Please read...I think we are on to something here!!!

Tip of the Week - Reincorporating a Shell? Be Careful
Happy April to all! The season of renewal is upon us. And for shells (ok not great segue), that can sometimes mean reincorporation. Many shells are incorporated in nontraditional states due to the prior business that was in the shell. Some are in California, Texas, Florida and other places. Some manufactured shells are in Colorado, Utah, Nevada and so on.

In some of these states (such as California) there are somewhat stringent shareholder protection laws that require formal shareholder approval (and an annoying proxy process with the SEC) for things that might not otherwise require approval in most other states, including in some cases the classic reverse triangular merger that I describe in my book. In other cases, merger candidates feel being in Utah or Nevada evokes reverse mergers' shady past. In others, it is simply the desire to be in Delaware, the most business friendly state where virtually every corporate lawyer in America knows how to do business.

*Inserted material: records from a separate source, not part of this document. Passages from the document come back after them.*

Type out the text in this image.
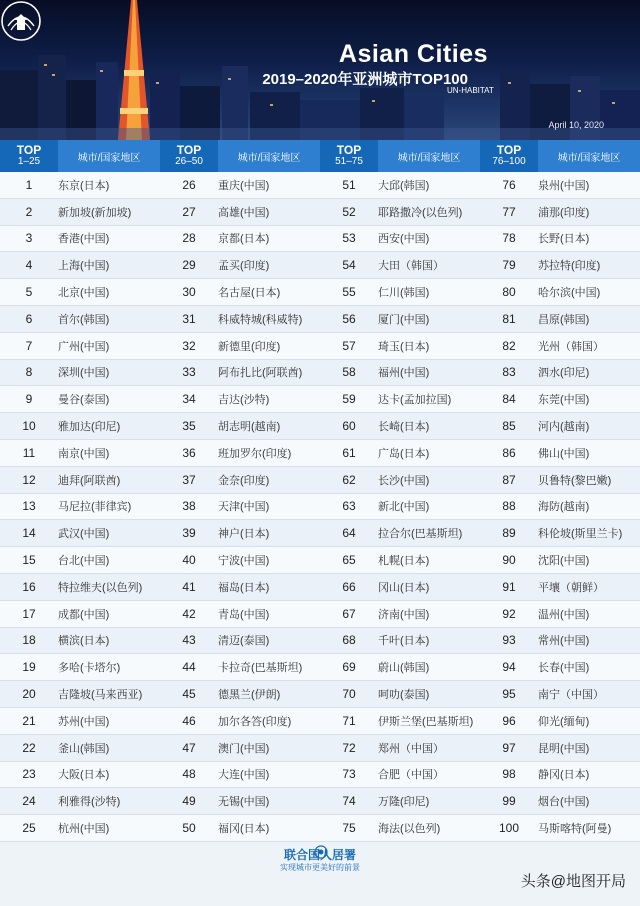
Asian Cities
2019–2020年亚洲城市TOP100
UN-HABITAT
April 10, 2020
TOP
1–25	城市/国家地区
TOP
26–50	城市/国家地区
TOP
51–75	城市/国家地区
TOP
76–100	城市/国家地区
1	东京(日本)	26	重庆(中国)	51	大邱(韩国)	76	泉州(中国)
2	新加坡(新加坡)	27	高雄(中国)	52	耶路撒冷(以色列)	77	浦那(印度)
3	香港(中国)	28	京都(日本)	53	西安(中国)	78	长野(日本)
4	上海(中国)	29	孟买(印度)	54	大田（韩国）	79	苏拉特(印度)
5	北京(中国)	30	名古屋(日本)	55	仁川(韩国)	80	哈尔滨(中国)
6	首尔(韩国)	31	科威特城(科威特)	56	厦门(中国)	81	昌原(韩国)
7	广州(中国)	32	新德里(印度)	57	琦玉(日本)	82	光州（韩国）
8	深圳(中国)	33	阿布扎比(阿联酋)	58	福州(中国)	83	泗水(印尼)
9	曼谷(泰国)	34	吉达(沙特)	59	达卡(孟加拉国)	84	东莞(中国)
10	雅加达(印尼)	35	胡志明(越南)	60	长崎(日本)	85	河内(越南)
11	南京(中国)	36	班加罗尔(印度)	61	广岛(日本)	86	佛山(中国)
12	迪拜(阿联酋)	37	金奈(印度)	62	长沙(中国)	87	贝鲁特(黎巴嫩)
13	马尼拉(菲律宾)	38	天津(中国)	63	新北(中国)	88	海防(越南)
14	武汉(中国)	39	神户(日本)	64	拉合尔(巴基斯坦)	89	科伦坡(斯里兰卡)
15	台北(中国)	40	宁波(中国)	65	札幌(日本)	90	沈阳(中国)
16	特拉维夫(以色列)	41	福岛(日本)	66	冈山(日本)	91	平壤（朝鲜）
17	成都(中国)	42	青岛(中国)	67	济南(中国)	92	温州(中国)
18	横滨(日本)	43	清迈(泰国)	68	千叶(日本)	93	常州(中国)
19	多哈(卡塔尔)	44	卡拉奇(巴基斯坦)	69	蔚山(韩国)	94	长春(中国)
20	吉隆坡(马来西亚)	45	德黑兰(伊朗)	70	呵叻(泰国)	95	南宁（中国）
21	苏州(中国)	46	加尔各答(印度)	71	伊斯兰堡(巴基斯坦)	96	仰光(缅甸)
22	釜山(韩国)	47	澳门(中国)	72	郑州（中国）	97	昆明(中国)
23	大阪(日本)	48	大连(中国)	73	合肥（中国）	98	静冈(日本)
24	利雅得(沙特)	49	无锡(中国)	74	万隆(印尼)	99	烟台(中国)
25	杭州(中国)	50	福冈(日本)	75	海法(以色列)	100	马斯喀特(阿曼)
联合国人居署
实现城市更美好的前景
头条@地图开局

Thus, in more and more deals that our firm is involved with, the parties desire to reincorporate the shell, typically into Delaware. Seems simple no? Well as with many legal issues in the reverse merger world, there are tricks and traps that are too easy to fall into.

First let's talk about the mechanics of reincorporating. It's not a simple wave of a magic wand. The process actually involves a merger. Let's say your public shell was incorporated in Nevada. You incorporate a new company, let's say in Delaware. The most common approach is to initially issue 100% of the stock of the Delaware company to the Nevada company, making the public Nevada company the parent of the Delaware company.

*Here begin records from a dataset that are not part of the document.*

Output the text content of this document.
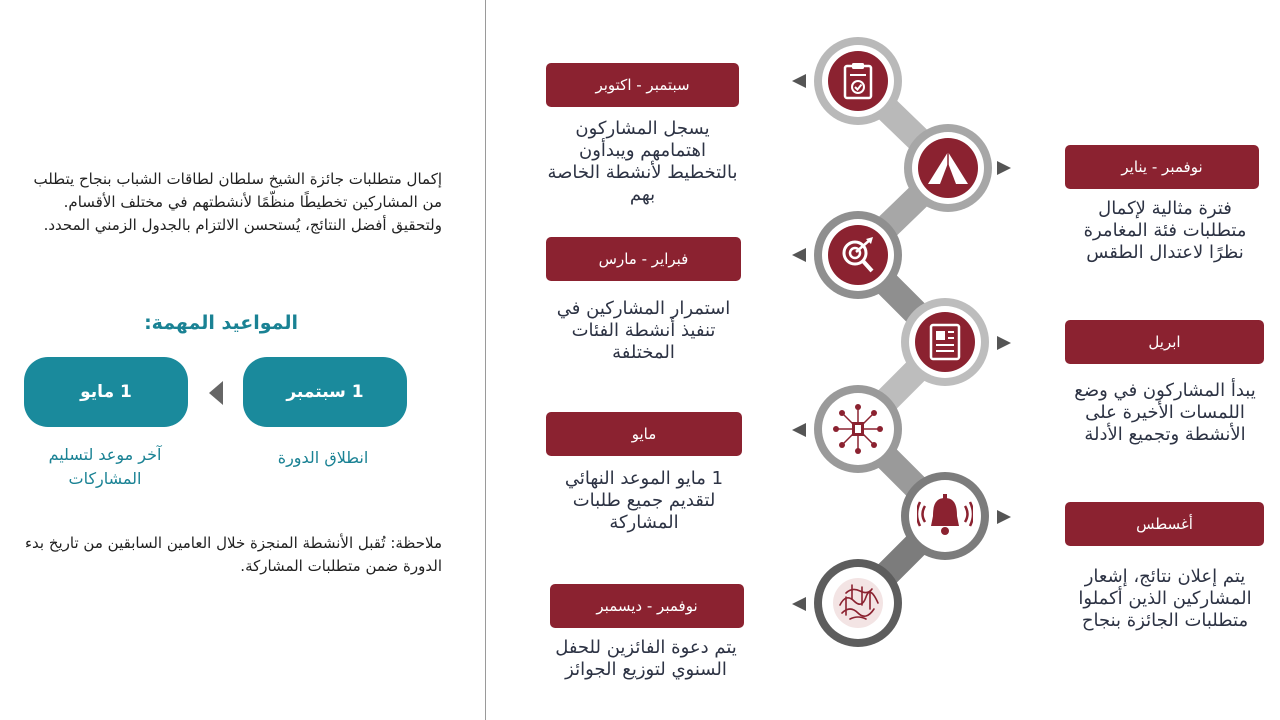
إكمال متطلبات جائزة الشيخ سلطان لطاقات الشباب بنجاح يتطلب من المشاركين تخطيطًا منظّمًا لأنشطتهم في مختلف الأقسام. ولتحقيق أفضل النتائج، يُستحسن الالتزام بالجدول الزمني المحدد.
المواعيد المهمة:
1 سبتمبر
1 مايو
انطلاق الدورة
آخر موعد لتسليم المشاركات
ملاحظة: تُقبل الأنشطة المنجزة خلال العامين السابقين من تاريخ بدء الدورة ضمن متطلبات المشاركة.
سبتمبر - اكتوبر
يسجل المشاركون اهتمامهم ويبدأون بالتخطيط لأنشطة الخاصة بهم
نوفمبر - يناير
فترة مثالية لإكمال متطلبات فئة المغامرة نظرًا لاعتدال الطقس
فبراير - مارس
استمرار المشاركين في تنفيذ أنشطة الفئات المختلفة	ابريل
يبدأ المشاركون في وضع اللمسات الأخيرة على الأنشطة وتجميع الأدلة
مايو
1 مايو الموعد النهائي لتقديم جميع طلبات المشاركة	أغسطس
يتم إعلان نتائج، إشعار المشاركين الذين أكملوا متطلبات الجائزة بنجاح
نوفمبر - ديسمبر
يتم دعوة الفائزين للحفل السنوي لتوزيع الجوائز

The next step is a merger between the two. The merger generally requires approval of the shareholders of the public parent (ie a proxy process requiring a document to be approved by the SEC). Upon completion of the merger, the public Nevada company merges into the Delaware company, with the Delaware company surviving the merger. Under SEC rules it becomes the "successor issuer" and is permitted, if done right, to simply take over the public SEC reporting status of the Nevada company. In the merger, every shareholder of the Nevada company swaps their shares for new shares of the Delaware surviving company.

Under SEC Rule 145, the issuance of the Delaware shares in the merger is exempt from SEC registration, and the shares are as freely tradeable as the shares they were exchanged for. And under that same rule, the issuance of the Delaware shares to the Nevada shareholders is not deemed a "sale," which means state securities or blue sky law generally should not be applicable. Voila, you are now a Delaware public company.

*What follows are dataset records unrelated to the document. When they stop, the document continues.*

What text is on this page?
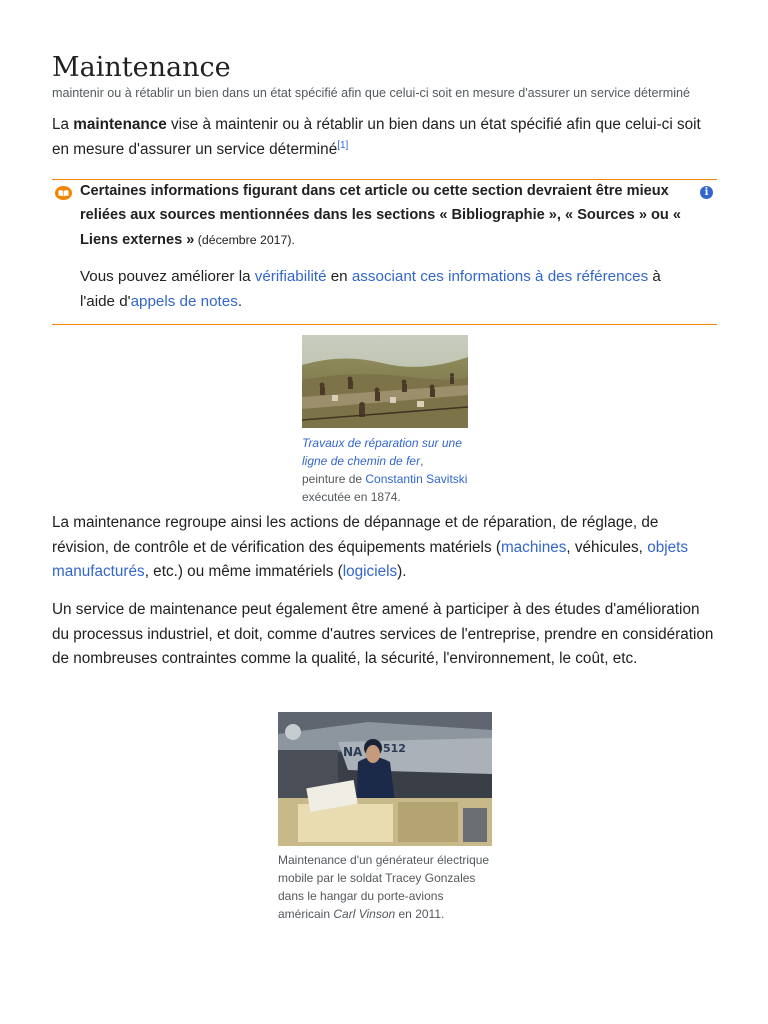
Maintenance
maintenir ou à rétablir un bien dans un état spécifié afin que celui-ci soit en mesure d'assurer un service déterminé

La maintenance vise à maintenir ou à rétablir un bien dans un état spécifié afin que celui-ci soit en mesure d'assurer un service déterminé[1]

i
Certaines informations figurant dans cet article ou cette section devraient être mieux reliées aux sources mentionnées dans les sections « Bibliographie », « Sources » ou « Liens externes » (décembre 2017).
Vous pouvez améliorer la vérifiabilité en associant ces informations à des références à l'aide d'appels de notes.
Travaux de réparation sur une ligne de chemin de fer, peinture de Constantin Savitski exécutée en 1874.

La maintenance regroupe ainsi les actions de dépannage et de réparation, de réglage, de révision, de contrôle et de vérification des équipements matériels (machines, véhicules, objets manufacturés, etc.) ou même immatériels (logiciels).

Un service de maintenance peut également être amené à participer à des études d'amélioration du processus industriel, et doit, comme d'autres services de l'entreprise, prendre en considération de nombreuses contraintes comme la qualité, la sécurité, l'environnement, le coût, etc.

NA 512
Maintenance d'un générateur électrique mobile par le soldat Tracey Gonzales dans le hangar du porte-avions américain Carl Vinson en 2011.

When to do this? Some merger candidates want the reincorporation completed prior to a merger. This can delay things but can be particularly helpful if you are moving out of a state where the merger itself may require shareholder approval but in Delaware would not. Others wait and reincorporate after the merger.

So here are some tips if you are reincorporating:


1. Make sure it's a "pure" Rule 145 transaction. All the beauty of the SEC's approach to permitting reincorporation might go away if other things are happening at the same time. For the exemption to be available, it has to be done solely for the purpose of changing the company's "domicile," and no other purpose. If, for example, the reincorporation were a condition to a merger transaction, you might lose the exemption. Thus, either complete it before signing any binding merger agreement or after consummating the deal. It is also tempting, while seeking shareholder approval for one thing, to get approval for other things, like maybe a new option plan, for example. It's generally not a good idea as the two might be seen as being together.

2. Can you split shares as part of reincorporating? Most states seem to permit, and the SEC rules permit, a change in capitalization that is pro rata to all shareholders as part of reincorporating. Thus if you want to issue every Nevada shareholder one share of the Delaware company for every 10 shares of Nevada, that appears to be permitted (I am not an expert on Nevada and this is illustrative only), though each state you are working with should be checked. However, some states, like California, could decide to be more restrictive in this situation. If possible, try to avoid using the reincorporation as a method to effect a split.

3. Can you increase the authorized shares in a reincorporation? Since your Delaware company can have as many authorized shares as you want, there appears to be no restriction on reincorporating through a Delaware company that has many more authorized shares than your Nevada company, even if the Nevada shares are just being swapped one for one. This can be a neat way to solve a common shell problem, where not enough authorized but unissued shares are available to complete a transaction. In lieu of a split (potentially problematic as above), by increasing the authorized number of shares in the successor Delaware company, there would be enough shares to complete a merger, and a reverse split, if desired to reduce the number of outstanding shares and increase share price, can be completed after the merger. Again, it depends on your state and you need to check.

4. Is the proxy process difficult? In general, if you provide the proper disclosure and avoid some of the concerns above (don't do a split, don't do anything else at the same time, do it before signing a binding merger document), the SEC is not likely to give much attention to a proxy statement relating to a "run of the mill" reincorporation. There is much disclosure required, however, including a detailed comparison of the applicable laws of the two states in question. But there are good models out there of proxies that have met SEC approval comparing virtually every state. You can use those plus do your own research to ensure the disclosure is complete.

5. Can other SEC filings for the merger take place at the same time? What if you are changing the Board as part of a proposed transaction and, even though the merger agreement is unsigned, you want to file a Schedule 14F and mail it to shareholders (this is a required document if the majority of the board will change upon a transaction) to start the 10-day clock before you can close? One can do this and it would seem not to implicate the reincorporation, but you are probably better off being cautious and waiting until the reincorporation is totally clear before making other filings.

As always, please do not consider anything in this blog entry as legal advice. Check with your lawyer on all these things! [Note: this entry was updated on April 11 to clarify certain things.]